Los agentes asintieron y salieron, cerrando la puerta.

—Me refería —aclaró Benson— a si es necesaria su presencia en el hospital.

—Si, es imprescindible.

—¿Todo el tiempo?

—Si, a menos que logremos que le retiren todos los cargos.

Benson frunció el ceño.

—¿Fue… quiero decir, lo que hice… fue grave?

—Le puso un ojo a la funerala y le fracturó una costilla.

—Pero ¿está bien?

—Sí, está bien.

—No recuerdo absolutamente nada —dijo Benson—. Todo se me ha borrado de la memoria.

—Lo sé.

—Pero me alegro de que esté bien.

Morris asintió con la cabeza y preguntó:

—¿Ha traído algo consigo? ¿Pijamas o cualquier otra cosa?

—No, pero puedo hacer que me lo traigan —repuso Benson.

—Muy bien. Mientras tanto le daré ropa del hospital. ¿Necesita algo ahora?

—No, nada —sonrió entre dientes—. Aunque no me iría mal una dosis de morfina.

—Esto —contestó Morris, sonriendo a su vez— es una de las cosas que no puedo darle.

Benson suspiró.

Morris salió de la habitación.

Los agentes de policía habían colocado una silla junto a la puerta. Uno de ellos la ocupaba y el otro estaba en pie a su lado. Morris abrió su libro de notas.

—Necesitarán conocer el horario —dijo—. Una persona que se ocupa de los ingresos vendrá dentro de media hora para que Benson firme un documento de tratamiento gratuito. Después, a las tres y media, bajará al anfiteatro principal para una conferencia quirúrgica. Volverá al cabo de veinte minutos. Esta noche se le afeitará la cabeza. La operación está prevista para las seis de la mañana. ¿Quieren hacerme alguna pregunta?

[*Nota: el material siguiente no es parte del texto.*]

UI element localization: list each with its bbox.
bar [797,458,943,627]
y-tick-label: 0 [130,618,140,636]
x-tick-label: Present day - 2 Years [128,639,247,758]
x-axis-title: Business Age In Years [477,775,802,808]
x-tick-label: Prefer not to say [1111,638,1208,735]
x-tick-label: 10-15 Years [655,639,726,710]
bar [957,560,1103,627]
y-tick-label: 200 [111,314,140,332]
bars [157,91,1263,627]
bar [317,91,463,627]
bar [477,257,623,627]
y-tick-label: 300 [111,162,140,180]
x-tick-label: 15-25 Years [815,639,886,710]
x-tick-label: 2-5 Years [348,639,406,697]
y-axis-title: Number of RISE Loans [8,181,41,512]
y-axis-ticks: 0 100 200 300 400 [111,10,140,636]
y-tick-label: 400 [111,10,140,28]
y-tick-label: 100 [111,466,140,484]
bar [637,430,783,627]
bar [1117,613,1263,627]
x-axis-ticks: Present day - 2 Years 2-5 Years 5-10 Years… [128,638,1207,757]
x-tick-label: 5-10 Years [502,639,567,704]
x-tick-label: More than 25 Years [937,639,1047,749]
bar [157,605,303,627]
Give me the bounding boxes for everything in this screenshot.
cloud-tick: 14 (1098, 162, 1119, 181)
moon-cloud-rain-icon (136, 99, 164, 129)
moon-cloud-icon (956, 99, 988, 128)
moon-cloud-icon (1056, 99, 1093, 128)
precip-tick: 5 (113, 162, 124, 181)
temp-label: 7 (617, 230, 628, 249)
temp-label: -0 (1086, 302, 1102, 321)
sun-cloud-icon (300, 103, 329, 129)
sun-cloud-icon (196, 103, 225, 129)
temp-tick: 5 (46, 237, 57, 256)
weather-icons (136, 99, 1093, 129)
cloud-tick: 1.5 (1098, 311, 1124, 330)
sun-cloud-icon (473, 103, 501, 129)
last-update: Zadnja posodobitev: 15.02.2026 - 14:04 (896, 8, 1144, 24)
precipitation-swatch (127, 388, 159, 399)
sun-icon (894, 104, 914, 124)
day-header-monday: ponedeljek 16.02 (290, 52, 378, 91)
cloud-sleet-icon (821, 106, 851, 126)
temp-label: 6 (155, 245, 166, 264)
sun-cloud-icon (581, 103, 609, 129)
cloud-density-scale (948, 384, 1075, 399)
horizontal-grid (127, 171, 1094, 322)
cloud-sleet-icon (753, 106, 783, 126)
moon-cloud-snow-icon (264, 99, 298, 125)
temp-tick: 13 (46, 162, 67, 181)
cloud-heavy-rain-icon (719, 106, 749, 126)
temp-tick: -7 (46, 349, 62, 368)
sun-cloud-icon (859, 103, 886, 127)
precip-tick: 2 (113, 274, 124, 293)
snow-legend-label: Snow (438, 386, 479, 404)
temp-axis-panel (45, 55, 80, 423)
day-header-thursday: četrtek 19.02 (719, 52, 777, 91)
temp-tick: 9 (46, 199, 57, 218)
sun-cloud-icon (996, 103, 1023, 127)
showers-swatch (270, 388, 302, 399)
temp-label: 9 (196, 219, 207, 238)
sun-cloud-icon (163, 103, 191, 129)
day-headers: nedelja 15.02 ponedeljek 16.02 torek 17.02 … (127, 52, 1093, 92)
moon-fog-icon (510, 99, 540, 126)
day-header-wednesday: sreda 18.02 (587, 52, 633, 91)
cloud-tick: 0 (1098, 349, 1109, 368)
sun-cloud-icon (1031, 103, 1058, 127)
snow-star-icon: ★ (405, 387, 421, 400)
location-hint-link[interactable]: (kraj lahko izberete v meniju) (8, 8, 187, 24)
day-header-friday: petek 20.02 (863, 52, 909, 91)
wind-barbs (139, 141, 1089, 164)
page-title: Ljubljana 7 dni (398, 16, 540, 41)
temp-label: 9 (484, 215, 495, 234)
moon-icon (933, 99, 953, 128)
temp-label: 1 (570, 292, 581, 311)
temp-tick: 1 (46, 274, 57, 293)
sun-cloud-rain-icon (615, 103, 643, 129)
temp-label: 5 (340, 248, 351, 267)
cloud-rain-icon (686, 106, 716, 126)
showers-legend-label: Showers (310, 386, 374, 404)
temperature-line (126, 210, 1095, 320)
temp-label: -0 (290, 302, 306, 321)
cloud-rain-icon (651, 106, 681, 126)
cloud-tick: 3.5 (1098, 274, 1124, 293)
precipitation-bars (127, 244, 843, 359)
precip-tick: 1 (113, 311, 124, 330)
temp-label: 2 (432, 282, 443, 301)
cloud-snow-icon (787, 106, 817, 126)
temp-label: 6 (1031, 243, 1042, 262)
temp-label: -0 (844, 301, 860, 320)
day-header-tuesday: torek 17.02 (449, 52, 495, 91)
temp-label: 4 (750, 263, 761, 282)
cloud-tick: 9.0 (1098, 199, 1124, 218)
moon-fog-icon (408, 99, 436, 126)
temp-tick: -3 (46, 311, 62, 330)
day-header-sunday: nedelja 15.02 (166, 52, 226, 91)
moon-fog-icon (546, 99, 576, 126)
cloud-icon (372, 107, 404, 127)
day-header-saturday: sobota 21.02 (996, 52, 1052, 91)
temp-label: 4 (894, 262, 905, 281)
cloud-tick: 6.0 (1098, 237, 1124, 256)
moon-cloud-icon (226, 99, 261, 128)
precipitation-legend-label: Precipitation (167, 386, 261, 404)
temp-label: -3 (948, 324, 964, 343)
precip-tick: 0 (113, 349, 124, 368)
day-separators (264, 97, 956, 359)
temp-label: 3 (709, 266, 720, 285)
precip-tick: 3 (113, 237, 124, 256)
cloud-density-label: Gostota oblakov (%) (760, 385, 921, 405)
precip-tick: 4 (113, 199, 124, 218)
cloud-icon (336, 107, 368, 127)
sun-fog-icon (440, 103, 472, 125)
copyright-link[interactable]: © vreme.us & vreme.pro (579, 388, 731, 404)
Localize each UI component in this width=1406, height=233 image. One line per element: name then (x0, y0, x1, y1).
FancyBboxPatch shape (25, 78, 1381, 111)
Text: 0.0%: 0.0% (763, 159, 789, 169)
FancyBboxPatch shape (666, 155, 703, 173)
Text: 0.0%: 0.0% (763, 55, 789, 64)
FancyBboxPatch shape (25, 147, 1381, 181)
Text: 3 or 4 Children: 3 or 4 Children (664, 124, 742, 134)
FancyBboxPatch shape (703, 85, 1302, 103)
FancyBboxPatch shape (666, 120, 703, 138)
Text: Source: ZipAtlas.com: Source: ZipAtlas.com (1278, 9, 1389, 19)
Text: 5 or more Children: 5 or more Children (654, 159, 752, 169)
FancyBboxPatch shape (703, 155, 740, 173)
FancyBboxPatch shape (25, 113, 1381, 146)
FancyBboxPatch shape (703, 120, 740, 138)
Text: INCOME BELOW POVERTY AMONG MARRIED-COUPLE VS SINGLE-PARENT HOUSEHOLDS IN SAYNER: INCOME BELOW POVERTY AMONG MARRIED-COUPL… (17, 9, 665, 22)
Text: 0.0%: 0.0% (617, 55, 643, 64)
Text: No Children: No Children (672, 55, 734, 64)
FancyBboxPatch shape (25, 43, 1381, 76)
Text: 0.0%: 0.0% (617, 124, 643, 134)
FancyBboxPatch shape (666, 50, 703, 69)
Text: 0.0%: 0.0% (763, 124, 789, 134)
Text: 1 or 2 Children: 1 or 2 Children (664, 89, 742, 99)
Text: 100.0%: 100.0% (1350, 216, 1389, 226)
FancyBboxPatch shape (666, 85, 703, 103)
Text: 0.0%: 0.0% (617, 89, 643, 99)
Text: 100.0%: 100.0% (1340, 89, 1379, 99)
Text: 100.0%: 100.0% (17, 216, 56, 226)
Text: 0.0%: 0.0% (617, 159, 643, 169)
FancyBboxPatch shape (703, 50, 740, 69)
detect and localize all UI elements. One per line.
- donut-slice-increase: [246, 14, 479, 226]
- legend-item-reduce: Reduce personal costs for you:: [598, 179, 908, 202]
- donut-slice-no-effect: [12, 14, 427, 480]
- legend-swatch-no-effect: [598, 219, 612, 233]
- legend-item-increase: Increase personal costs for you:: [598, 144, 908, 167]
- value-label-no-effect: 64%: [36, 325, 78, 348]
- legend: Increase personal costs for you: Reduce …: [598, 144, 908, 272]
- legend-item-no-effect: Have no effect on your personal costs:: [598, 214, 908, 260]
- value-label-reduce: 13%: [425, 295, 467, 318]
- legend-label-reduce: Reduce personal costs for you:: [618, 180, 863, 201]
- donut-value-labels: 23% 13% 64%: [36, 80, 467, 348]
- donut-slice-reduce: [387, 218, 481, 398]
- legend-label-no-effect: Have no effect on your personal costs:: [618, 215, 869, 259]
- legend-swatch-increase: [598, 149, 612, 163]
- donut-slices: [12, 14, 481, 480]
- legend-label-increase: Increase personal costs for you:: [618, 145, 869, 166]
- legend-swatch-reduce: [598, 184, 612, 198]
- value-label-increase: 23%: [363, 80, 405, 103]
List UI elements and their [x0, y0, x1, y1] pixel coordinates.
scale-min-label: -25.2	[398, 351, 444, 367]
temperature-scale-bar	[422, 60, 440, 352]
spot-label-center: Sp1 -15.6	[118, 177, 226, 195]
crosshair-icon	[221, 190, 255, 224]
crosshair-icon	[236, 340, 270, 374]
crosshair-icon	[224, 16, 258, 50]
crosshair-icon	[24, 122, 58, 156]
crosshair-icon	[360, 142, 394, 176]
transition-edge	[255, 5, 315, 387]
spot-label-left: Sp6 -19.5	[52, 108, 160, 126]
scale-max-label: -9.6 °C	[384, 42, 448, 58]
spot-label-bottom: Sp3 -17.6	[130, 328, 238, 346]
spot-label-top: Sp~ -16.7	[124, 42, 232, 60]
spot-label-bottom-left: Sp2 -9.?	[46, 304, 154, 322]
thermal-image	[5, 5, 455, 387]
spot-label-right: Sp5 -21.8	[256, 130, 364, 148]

—¿Nos pueden traer algo de comer? —preguntó uno de ellos.

—Diré a la enfermera que encargue dos raciones suplementarias. ¿Se quedarán ustedes dos, o sólo uno?

—Sólo uno. Trabajamos en turnos de ocho horas.

Morris añadió:

—Se lo diré a las enfermeras. Convendría que las tengan al corriente de sus entradas y salidas. Les gusta saber quiénes están en el piso.

Los agentes asintieron. Hubo un momento de silencio. Por fin habló uno de ellos.

—Pero ¿qué demonios le pasa?

—Padece una especie de epilepsia.

—Vi al hombre que golpeó —dijo uno de los agentes—. Era un hombre alto y fuerte, parecía un camionero. —Señaló la habitación de Benson y añadió—: Nunca hubiera dicho que podía hacerlo un hombre pequeño como él.

—Es violento cuando tiene un ataque epiléptico.

Hicieron un gesto vago.

—¿Qué clase de Operación van a hacerle?

—Una intervención de cirugía cerebral que llamamos etapa número tres —repuso Morris. No se molestó en dar más explicaciones. Los agentes de policía no lo comprenderían. Y aun en el caso de que lo comprendieran, era seguro que no le creerían.